Sunday, October 4, 2015

Horror Countdown 2015: Dracula's Daughter (1936)

Dracula's Daughter (1936), dir. Lambert Hillyer, Universal Pictures.

 By 1936 the market for horror had changed. The Great Depression proved that people had enough to scare them without the aid of monsters. Universal gutted their horror budgets in response, which is a pity for Dracula's Daughter. The original script, based on the short story Dracula's Guest, would have featured Bela Lugosi returning as the Count and James Whale directing. We didn't get that version.

 https://upload.wikimedia.org/wikipedia/en/5/55/Draculas_Doughter_original_Poster_1936.jpg



 We instead are treated to two constables arriving at Carfax Abbey. There they discover the bodies of Renfield and Dracula, along with the inexplicably renamed Professor Von Helsing (Edward Van Sloan again). Von Helsing calmly explains that Renfield was killed by Count Dracula and that he killed Dracula. He had to, you see, as he was a vampire.

The police fail to believe him and arrest him. The only person the professor can think to call, instead of Jonathan Harker or Mina Seward, is his former pupil, Dr. Jeffery Garth (Otto Kruger). Dr. Garth is a star psychiatrist, so I'm not sure what use he'll be to the professor's defense.

Back at the train station, where Dracula's remains are being held, a woman in black arrives. She is Countess Mayra Zaleska (Gloria Holden). She offers the remaining constable a bribe, but resorts to hypnotism. Stealing the body away, she burns it in the woods, offering prayers over the remains and using a cross.

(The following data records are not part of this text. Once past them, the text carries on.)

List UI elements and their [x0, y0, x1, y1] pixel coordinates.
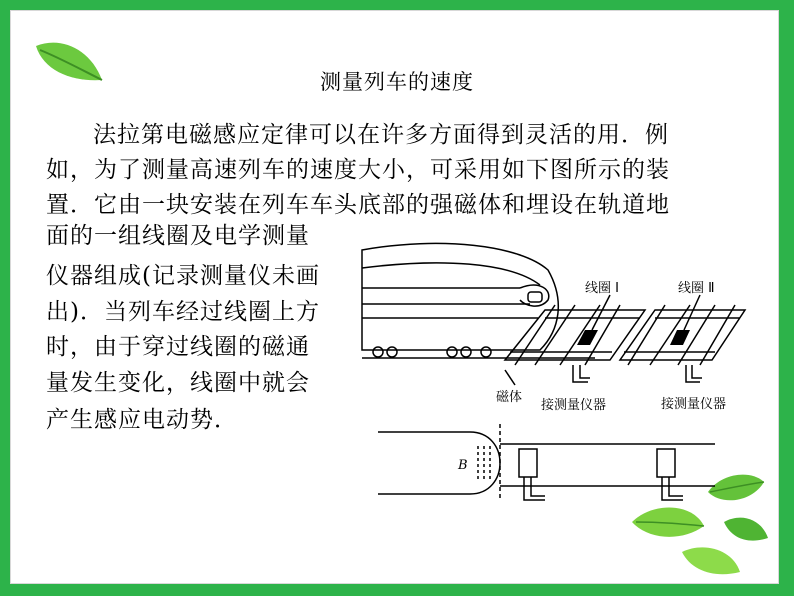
meter-1-label: 接测量仪器 — [541, 398, 607, 413]
meter-2-label: 接测量仪器 — [661, 397, 727, 412]
text-line-2: 如，为了测量高速列车的速度大小，可采用如下图所示的装 — [46, 157, 670, 183]
text-line-8: 量发生变化，线圈中就会 — [46, 370, 310, 396]
text-line-5: 仪器组成(记录测量仪未画 — [46, 263, 320, 289]
magnet-label: 磁体 — [496, 390, 523, 405]
text-line-7: 时，由于穿过线圈的磁通 — [46, 334, 310, 360]
text-line-4: 面的一组线圈及电学测量 — [46, 223, 310, 249]
text-line-3: 置．它由一块安装在列车车头底部的强磁体和埋设在轨道地 — [46, 192, 670, 218]
text-line-6: 出)．当列车经过线圈上方 — [46, 299, 320, 325]
coil-1-label: 线圈 Ⅰ — [585, 281, 619, 296]
coil-2-label: 线圈 Ⅱ — [678, 281, 715, 296]
text-line-9: 产生感应电动势． — [46, 407, 238, 433]
page-title: 测量列车的速度 — [320, 70, 474, 94]
text-line-1: 法拉第电磁感应定律可以在许多方面得到灵活的用．例 — [93, 122, 669, 148]
field-b-label: B — [458, 458, 468, 473]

Why does she care? Because she is Dracula's daughter! She also wishes to be free of her vampirism, but her servant Sandor (Irving Pichel) seems to undercut her every wish, reminding her time and time again of her unholy desires.

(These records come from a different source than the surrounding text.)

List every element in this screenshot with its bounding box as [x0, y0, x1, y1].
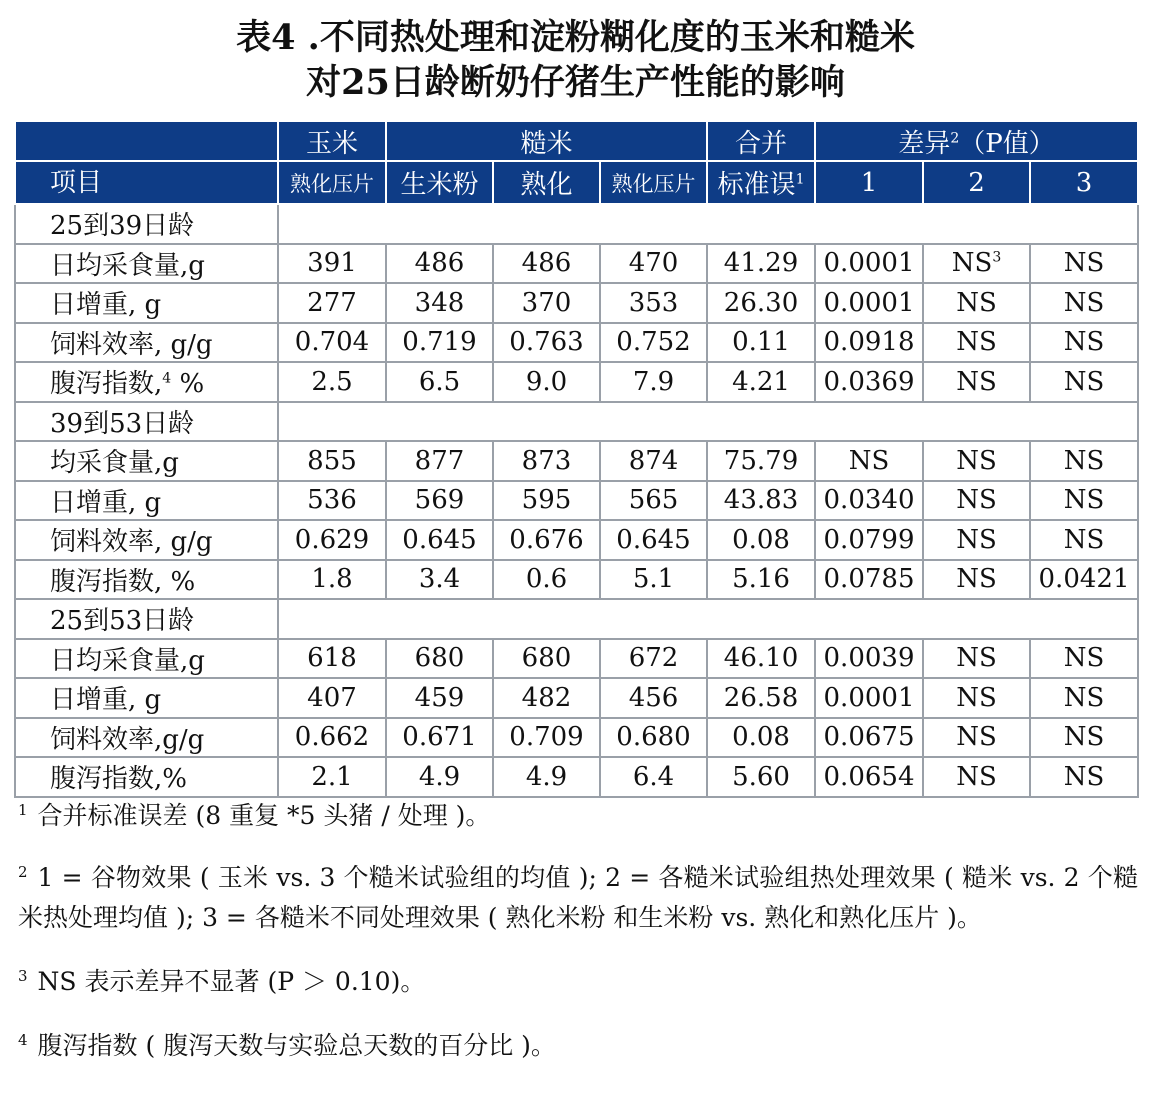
table-cell: 391 — [278, 244, 386, 284]
table-cell: 0.0918 — [815, 323, 923, 363]
table-cell: 0.11 — [707, 323, 815, 363]
footnote-2: $^2$ 1 = 谷物效果 ( 玉米 vs. 3 个糙米试验组的均值 ); 2 = 各糙米试验组热处理效果 ( 糙米 vs. 2 个糙米热处理均值 ); 3 = 各糙米不同处理效果 ( 熟化米粉 和生米粉 vs. 熟化和熟化压片 )。 — [18, 862, 1138, 932]
table-cell: NS — [923, 757, 1030, 797]
table-cell: NS — [1030, 520, 1138, 560]
table-cell: 482 — [493, 678, 600, 718]
row-label: 腹泻指数, % — [15, 560, 278, 600]
table-cell: 5.60 — [707, 757, 815, 797]
table-row — [15, 244, 1138, 284]
table-cell: NS — [1030, 362, 1138, 402]
header-pooled-se: 标准误$^1$ — [707, 161, 815, 204]
table-cell: 672 — [600, 639, 707, 679]
table-cell: 7.9 — [600, 362, 707, 402]
row-label: 腹泻指数,% — [15, 757, 278, 797]
table-cell: 4.21 — [707, 362, 815, 402]
section-row — [15, 402, 1138, 442]
table-cell: 0.0001 — [815, 244, 923, 284]
table-cell: 565 — [600, 481, 707, 521]
table-cell: 0.08 — [707, 520, 815, 560]
table-cell: 0.719 — [386, 323, 493, 363]
table-cell: NS — [1030, 718, 1138, 758]
footnotes — [18, 796, 1138, 1066]
row-label: 饲料效率,g/g — [15, 718, 278, 758]
section-fill — [278, 402, 1138, 442]
table-cell: 873 — [493, 441, 600, 481]
header-rice-flake: 熟化压片 — [600, 161, 707, 204]
table-cell: 2.1 — [278, 757, 386, 797]
header-blank — [15, 121, 278, 161]
table-cell: 486 — [386, 244, 493, 284]
table-cell: NS — [923, 481, 1030, 521]
row-label: 日增重, g — [15, 678, 278, 718]
table-cell: 618 — [278, 639, 386, 679]
table-row — [15, 718, 1138, 758]
table-cell: NS — [923, 362, 1030, 402]
row-label: 日均采食量,g — [15, 244, 278, 284]
header-p1: 1 — [815, 161, 923, 204]
table-cell: NS — [923, 678, 1030, 718]
table-row — [15, 520, 1138, 560]
table-cell: NS — [923, 520, 1030, 560]
table-row — [15, 560, 1138, 600]
header-corn-flake: 熟化压片 — [278, 161, 386, 204]
table-cell: 4.9 — [386, 757, 493, 797]
table-cell: 855 — [278, 441, 386, 481]
header-raw-powder: 生米粉 — [386, 161, 493, 204]
header-p3: 3 — [1030, 161, 1138, 204]
table-cell: 470 — [600, 244, 707, 284]
section-label: 25到53日龄 — [15, 599, 278, 639]
section-fill — [278, 204, 1138, 244]
row-label: 饲料效率, g/g — [15, 520, 278, 560]
header-p2: 2 — [923, 161, 1030, 204]
table-cell: NS — [1030, 323, 1138, 363]
table-row — [15, 757, 1138, 797]
header-difference: 差异$^2$（P值） — [815, 121, 1138, 161]
table-title-line1: 表4 .不同热处理和淀粉糊化度的玉米和糙米 — [236, 17, 915, 58]
table-cell: NS — [815, 441, 923, 481]
row-label: 腹泻指数,$^4$ % — [15, 362, 278, 402]
table-cell: 0.0675 — [815, 718, 923, 758]
table-cell: 0.763 — [493, 323, 600, 363]
table-cell: NS — [923, 560, 1030, 600]
section-fill — [278, 599, 1138, 639]
table-cell: NS — [1030, 678, 1138, 718]
table-cell: 486 — [493, 244, 600, 284]
table-body — [15, 204, 1138, 797]
row-label: 饲料效率, g/g — [15, 323, 278, 363]
header-row-1 — [15, 121, 1138, 161]
table-cell: 0.08 — [707, 718, 815, 758]
table-row — [15, 678, 1138, 718]
row-label: 日增重, g — [15, 283, 278, 323]
table-cell: 0.680 — [600, 718, 707, 758]
performance-table — [14, 120, 1139, 798]
table-cell: NS — [1030, 441, 1138, 481]
row-label: 日增重, g — [15, 481, 278, 521]
table-cell: 2.5 — [278, 362, 386, 402]
table-cell: 680 — [493, 639, 600, 679]
section-row — [15, 599, 1138, 639]
table-row — [15, 283, 1138, 323]
table-cell: 874 — [600, 441, 707, 481]
table-cell: 0.0039 — [815, 639, 923, 679]
table-row — [15, 362, 1138, 402]
table-cell: 46.10 — [707, 639, 815, 679]
table-cell: 26.30 — [707, 283, 815, 323]
header-cooked: 熟化 — [493, 161, 600, 204]
table-cell: 277 — [278, 283, 386, 323]
table-cell: 0.0001 — [815, 283, 923, 323]
table-cell: $NS^3$ — [923, 244, 1030, 284]
table-cell: 9.0 — [493, 362, 600, 402]
table-cell: 353 — [600, 283, 707, 323]
table-cell: 0.629 — [278, 520, 386, 560]
table-cell: 26.58 — [707, 678, 815, 718]
header-item: 项目 — [15, 161, 278, 204]
table-cell: 6.4 — [600, 757, 707, 797]
table-cell: 5.16 — [707, 560, 815, 600]
table-cell: 0.0369 — [815, 362, 923, 402]
table-cell: NS — [1030, 757, 1138, 797]
section-label: 39到53日龄 — [15, 402, 278, 442]
table-cell: 407 — [278, 678, 386, 718]
table-cell: 0.0799 — [815, 520, 923, 560]
header-row-2 — [15, 161, 1138, 204]
header-rice: 糙米 — [386, 121, 707, 161]
table-cell: 456 — [600, 678, 707, 718]
table-row — [15, 323, 1138, 363]
table-cell: 680 — [386, 639, 493, 679]
table-cell: 0.662 — [278, 718, 386, 758]
table-cell: 1.8 — [278, 560, 386, 600]
section-row — [15, 204, 1138, 244]
table-cell: 0.645 — [386, 520, 493, 560]
table-title-line2: 对25日龄断奶仔猪生产性能的影响 — [306, 62, 845, 103]
table-cell: 5.1 — [600, 560, 707, 600]
table-cell: 4.9 — [493, 757, 600, 797]
table-cell: 348 — [386, 283, 493, 323]
row-label: 日均采食量,g — [15, 639, 278, 679]
table-cell: 370 — [493, 283, 600, 323]
table-cell: 0.6 — [493, 560, 600, 600]
table-cell: 0.645 — [600, 520, 707, 560]
table-cell: 0.752 — [600, 323, 707, 363]
table-cell: 0.704 — [278, 323, 386, 363]
table-cell: 41.29 — [707, 244, 815, 284]
table-cell: 459 — [386, 678, 493, 718]
table-cell: NS — [923, 441, 1030, 481]
header-pooled: 合并 — [707, 121, 815, 161]
table-row — [15, 639, 1138, 679]
table-cell: 536 — [278, 481, 386, 521]
table-cell: NS — [1030, 481, 1138, 521]
table-cell: 0.0421 — [1030, 560, 1138, 600]
table-cell: 595 — [493, 481, 600, 521]
table-cell: NS — [1030, 244, 1138, 284]
table-cell: 43.83 — [707, 481, 815, 521]
table-cell: 0.671 — [386, 718, 493, 758]
table-cell: NS — [1030, 283, 1138, 323]
table-cell: 3.4 — [386, 560, 493, 600]
table-cell: 0.0785 — [815, 560, 923, 600]
table-cell: NS — [923, 718, 1030, 758]
table-cell: 0.676 — [493, 520, 600, 560]
table-cell: 569 — [386, 481, 493, 521]
footnote-1: $^1$ 合并标准误差 (8 重复 *5 头猪 / 处理 )。 — [18, 800, 491, 830]
table-cell: NS — [923, 283, 1030, 323]
footnote-4: $^4$ 腹泻指数 ( 腹泻天数与实验总天数的百分比 )。 — [18, 1030, 556, 1060]
table-cell: NS — [923, 323, 1030, 363]
section-label: 25到39日龄 — [15, 204, 278, 244]
table-cell: 0.709 — [493, 718, 600, 758]
table-cell: NS — [923, 639, 1030, 679]
table-cell: 877 — [386, 441, 493, 481]
table-cell: 0.0340 — [815, 481, 923, 521]
table-cell: 6.5 — [386, 362, 493, 402]
header-corn: 玉米 — [278, 121, 386, 161]
table-cell: 0.0654 — [815, 757, 923, 797]
footnote-3: $^3$ NS 表示差异不显著 (P ＞ 0.10)。 — [18, 966, 426, 996]
table-cell: 75.79 — [707, 441, 815, 481]
row-label: 均采食量,g — [15, 441, 278, 481]
table-cell: 0.0001 — [815, 678, 923, 718]
table-row — [15, 481, 1138, 521]
table-row — [15, 441, 1138, 481]
table-cell: NS — [1030, 639, 1138, 679]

She later breaks down and prowls the streets of London for victims. Dr. Garth, and his secretary Janet (Marguerite Churchill), however, are stumped by the professor's case. At a dinner party later, Dr. Garth bumps into the Countess, who confess she is in need of his type of medicine as she has a peculiar problem...

An interesting film, although I'm hesitant to call it a good one. Logical problems aside (how did Mayra hear of Dracula's death so suddenly? Is she actually a vampire?), Holden and Pichel save the film. Pichel is a different type of ghoul, in that he seems to enable Mayra's blood lust. Is it all in her head or is she really a vampire? What kind of film this could have been is tantalizing, but all we're left with is what we see.